Once your child is old enough to know who is who in her/his life, leaving the house without them, especially the mother will not be the same. Even when you are out of sight they panic and throw a tantrum. Though it feels good to know that they trust you and have grown attached to you, seeing them crying every time you leave can be stressful. It is perfectly normal and most children go through this stage but the following tips can help in making your goodbyes easier.
- Help them get used to other caregivers – if you are about to go back to work or you have a new house help, start practicing ahead of time. First leave them with another person they know for a few minutes, and then build on that.
- Do not say your goodbyes when they are sleepy or hungry – let us face it, sleep and hunger make children cranky even with you there. Therefore, time your departure after they are well fed and rested.
- Always say goodbye – don’t sneak out -Having a simple goodbye routine, which can be a hug and kiss, can settle their anxiety through time and assure them that you will be back.
- Be consistent – often times it is the parent who suffers from separation anxiety more than the child. Coming back to check on them after saying goodbye or changing your mind when you see them crying will not help the situation.

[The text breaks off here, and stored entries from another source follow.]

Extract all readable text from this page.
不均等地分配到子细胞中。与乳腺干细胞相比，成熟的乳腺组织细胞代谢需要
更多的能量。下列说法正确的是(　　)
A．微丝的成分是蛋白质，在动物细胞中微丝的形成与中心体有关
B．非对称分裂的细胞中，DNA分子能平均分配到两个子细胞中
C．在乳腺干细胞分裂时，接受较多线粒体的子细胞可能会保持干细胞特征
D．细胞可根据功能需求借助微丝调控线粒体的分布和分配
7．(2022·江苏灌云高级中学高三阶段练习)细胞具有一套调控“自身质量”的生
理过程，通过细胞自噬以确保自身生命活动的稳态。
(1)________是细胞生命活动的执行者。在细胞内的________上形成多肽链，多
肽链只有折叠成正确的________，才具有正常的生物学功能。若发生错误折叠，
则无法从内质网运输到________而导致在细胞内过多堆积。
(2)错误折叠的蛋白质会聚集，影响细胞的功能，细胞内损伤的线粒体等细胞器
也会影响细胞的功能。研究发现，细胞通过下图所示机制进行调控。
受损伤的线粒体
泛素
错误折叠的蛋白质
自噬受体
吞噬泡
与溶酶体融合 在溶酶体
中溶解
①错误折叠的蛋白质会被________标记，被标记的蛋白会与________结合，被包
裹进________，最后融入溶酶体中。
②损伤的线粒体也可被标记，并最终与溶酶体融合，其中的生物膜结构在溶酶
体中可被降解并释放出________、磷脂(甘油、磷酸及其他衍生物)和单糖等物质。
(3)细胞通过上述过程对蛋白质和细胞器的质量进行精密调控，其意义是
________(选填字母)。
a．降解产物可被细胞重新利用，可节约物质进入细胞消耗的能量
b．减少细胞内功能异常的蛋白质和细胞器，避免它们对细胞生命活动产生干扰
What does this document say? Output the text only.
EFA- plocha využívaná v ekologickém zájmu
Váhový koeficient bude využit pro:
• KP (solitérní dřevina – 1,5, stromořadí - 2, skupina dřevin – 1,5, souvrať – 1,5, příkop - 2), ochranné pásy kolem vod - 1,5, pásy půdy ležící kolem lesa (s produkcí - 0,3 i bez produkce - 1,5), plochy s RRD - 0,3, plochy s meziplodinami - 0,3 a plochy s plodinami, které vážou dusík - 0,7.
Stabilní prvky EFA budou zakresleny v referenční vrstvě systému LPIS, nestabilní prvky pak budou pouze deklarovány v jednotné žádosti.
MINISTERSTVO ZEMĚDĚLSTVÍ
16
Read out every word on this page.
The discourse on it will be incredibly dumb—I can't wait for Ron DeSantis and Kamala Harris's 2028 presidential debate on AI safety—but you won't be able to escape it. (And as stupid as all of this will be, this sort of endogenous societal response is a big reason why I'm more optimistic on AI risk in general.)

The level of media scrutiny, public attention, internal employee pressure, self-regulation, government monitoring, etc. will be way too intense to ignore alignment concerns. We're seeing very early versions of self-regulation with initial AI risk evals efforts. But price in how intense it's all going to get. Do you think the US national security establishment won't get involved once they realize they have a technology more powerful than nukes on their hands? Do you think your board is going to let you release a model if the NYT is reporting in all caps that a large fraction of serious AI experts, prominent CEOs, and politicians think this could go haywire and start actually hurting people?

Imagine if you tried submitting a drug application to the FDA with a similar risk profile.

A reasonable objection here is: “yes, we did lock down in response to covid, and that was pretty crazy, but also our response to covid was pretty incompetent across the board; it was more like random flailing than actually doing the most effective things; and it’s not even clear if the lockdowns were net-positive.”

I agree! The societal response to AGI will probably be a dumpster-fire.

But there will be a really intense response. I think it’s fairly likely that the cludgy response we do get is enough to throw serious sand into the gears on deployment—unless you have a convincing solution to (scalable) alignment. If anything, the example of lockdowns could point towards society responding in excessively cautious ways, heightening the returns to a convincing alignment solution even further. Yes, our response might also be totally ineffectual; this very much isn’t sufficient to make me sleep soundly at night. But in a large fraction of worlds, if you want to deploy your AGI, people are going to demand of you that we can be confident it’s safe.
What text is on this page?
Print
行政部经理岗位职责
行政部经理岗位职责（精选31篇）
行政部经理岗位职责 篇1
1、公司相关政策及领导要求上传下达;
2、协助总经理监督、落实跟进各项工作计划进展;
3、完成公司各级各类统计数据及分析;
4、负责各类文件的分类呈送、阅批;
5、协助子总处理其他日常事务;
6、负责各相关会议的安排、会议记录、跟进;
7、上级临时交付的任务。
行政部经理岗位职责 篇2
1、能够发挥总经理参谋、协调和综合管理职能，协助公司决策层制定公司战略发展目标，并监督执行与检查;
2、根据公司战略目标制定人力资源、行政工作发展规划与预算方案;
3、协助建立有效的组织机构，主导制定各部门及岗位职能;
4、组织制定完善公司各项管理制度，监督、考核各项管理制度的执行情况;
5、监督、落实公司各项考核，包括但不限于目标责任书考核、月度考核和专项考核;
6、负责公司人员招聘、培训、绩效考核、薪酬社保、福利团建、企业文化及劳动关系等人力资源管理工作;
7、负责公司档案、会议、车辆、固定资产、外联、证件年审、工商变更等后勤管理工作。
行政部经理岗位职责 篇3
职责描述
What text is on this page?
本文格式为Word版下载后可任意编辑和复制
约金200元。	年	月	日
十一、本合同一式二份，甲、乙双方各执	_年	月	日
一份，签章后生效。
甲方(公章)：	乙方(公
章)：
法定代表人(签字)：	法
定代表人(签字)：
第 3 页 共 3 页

- Keep your promises – ‘I will come back once you finish counting up to 10.’ ‘If you don’t cry, I will bring you sweets when I come back.’ We have heard so many of these false promises from our mothers when we were children. This creates trust issues in the long run. It is better to teach your child honesty from a very young age.
If all these tips do not help to settle your child through time, pay attention to their behavior and other details when they are to be left with other people.